The urban planner’s dream: a “smart city,” a connected, living place that can sense and study the habits of its citizens, and adapt to serve them better. But when it comes to bike infrastructure, Portland’s planners still count cyclists by pressure-sensitive hoses installed on bridges or by using paper-and-pen tallies, gathered once a year at over 200 locations by clipboard-wielding humans. These methods have limits.
“We just don’t have enough bicycle data,” says Margi Bradway, active transportation manager at the Portland Bureau of Transportation. “For motor vehicles we know how to evaluate the flow of traffic at intersections, but we don’t have a way to measure it for bikes.”
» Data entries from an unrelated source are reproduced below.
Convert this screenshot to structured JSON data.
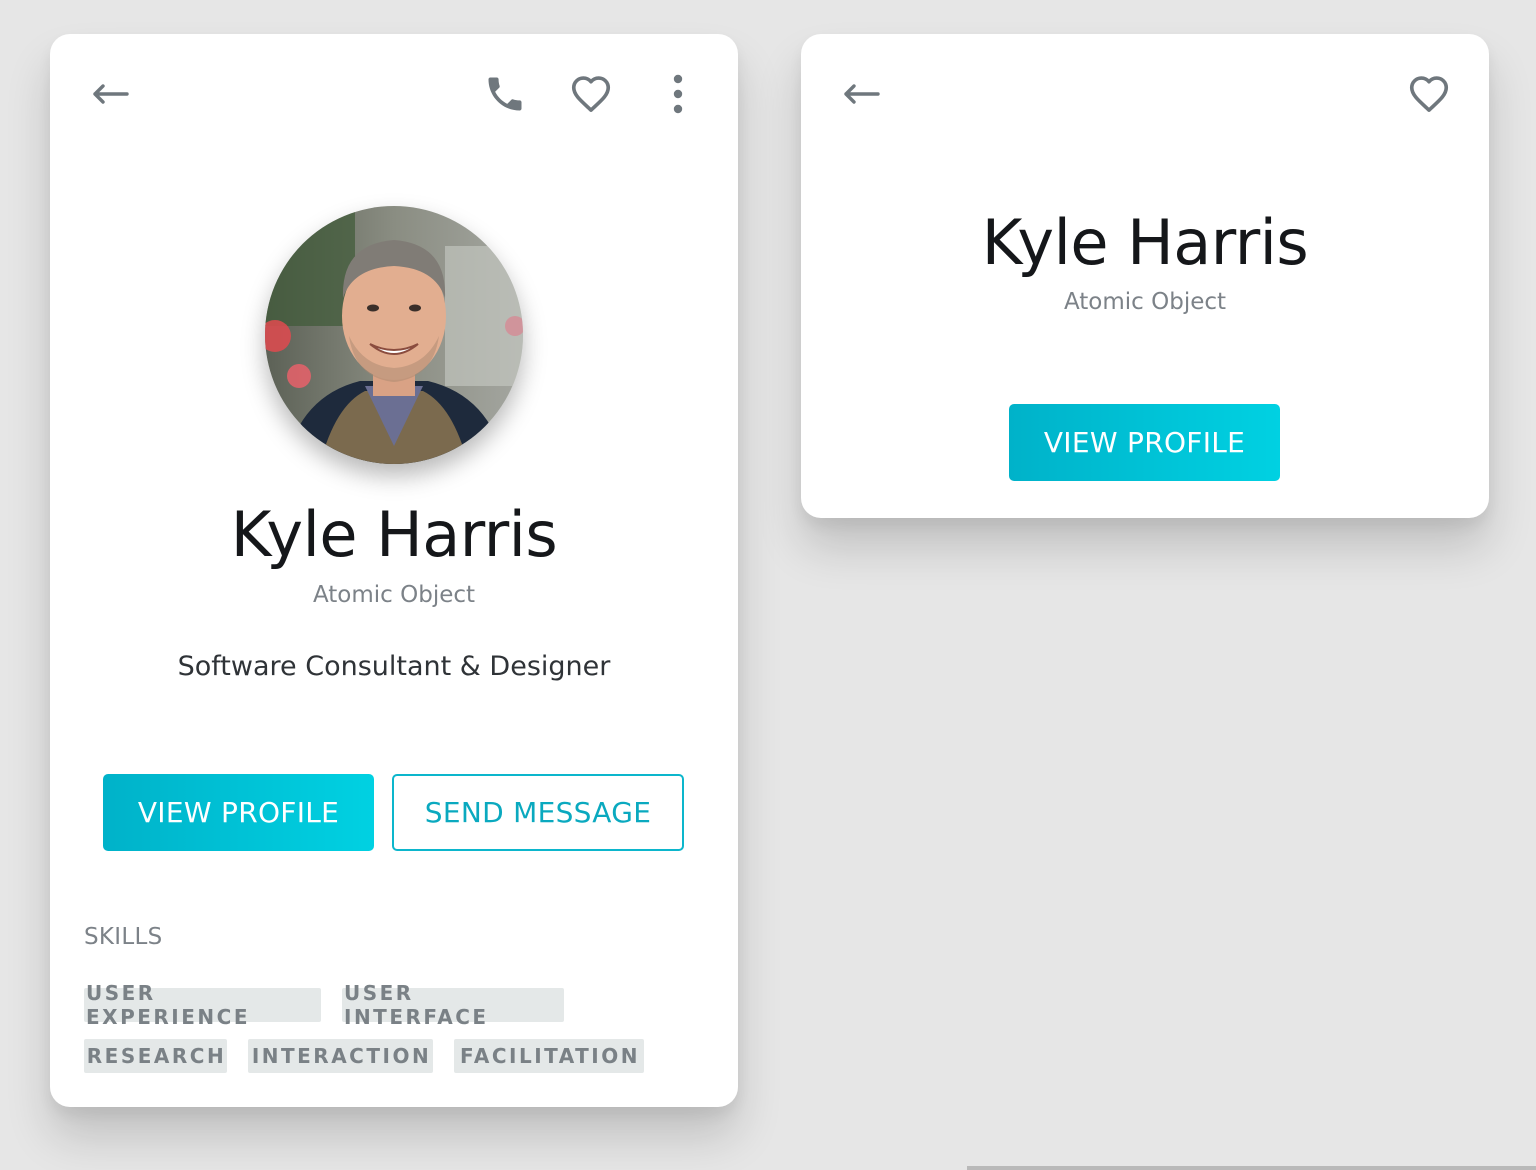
{
  "expanded_card": {
    "name": "Kyle Harris",
    "company": "Atomic Object",
    "title": "Software Consultant & Designer",
    "view_profile_label": "VIEW PROFILE",
    "send_message_label": "SEND MESSAGE",
    "skills_heading": "SKILLS",
    "skills": [
      "USER EXPERIENCE",
      "USER INTERFACE",
      "RESEARCH",
      "INTERACTION",
      "FACILITATION"
    ],
    "icons": [
      "back-arrow-icon",
      "phone-icon",
      "heart-icon",
      "more-vertical-icon"
    ]
  },
  "compact_card": {
    "name": "Kyle Harris",
    "company": "Atomic Object",
    "view_profile_label": "VIEW PROFILE",
    "icons": [
      "back-arrow-icon",
      "heart-icon"
    ]
  },
  "colors": {
    "accent": "#00c2d6",
    "accent_gradient_start": "#00b2c9",
    "accent_gradient_end": "#00d1e2",
    "icon": "#6f777d",
    "chip_bg": "#e4e8e8",
    "background": "#e6e6e6"
  }
}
This summer PBOT will release a mobile app, Ride, as part of the effort to fill that void. Created with local startup Knock and funded partially through a city grant, Ride will use GPS to (anonymously) track the preferred routes and behaviors of the cyclists who have the app, while 200 new, underground sensors placed throughout the city will count all cyclists who roll over them, whether they’re carrying a Ride-equipped phone or not. Together, these two pieces of information will show how cyclists actually navigate the city and guide the planning of bike lanes, routes, and signals, for instance.
Last year, the Oregon Department of Transportation bought $20,000 worth of trip data from popular exercise app Strava, which allows cyclists with GPS to virtually race others while biking on real streets. But Portland planners worried the data wouldn’t represent the needs of lower-income riders and commuters—a concern that also plagues the city’s manual counts, which focus only on the city center and peak travel hours. PBOT’s program, in contrast, will update continuously and in real time, even allowing app users to share “emotional” data by giving each route a thumbs up or down. Knock cofounder William Henderson says that future versions of Ride could recommend routes to
users based on previous ratings or on other data about a person’s habits, like the average speed at which they bike.
“It’s exciting to think that if we changed traffic, we could know how people feel about that,” notes Henderson. “With that data you can also create rider profiles and give information like ‘people like you liked this route.’”
The city hasn’t yet revealed a specific launch date, but it will be testing the software and counters this spring.
“We’re not going to get it right the first time, says Bradway. “But this is a true public-private partnership that has big potential.”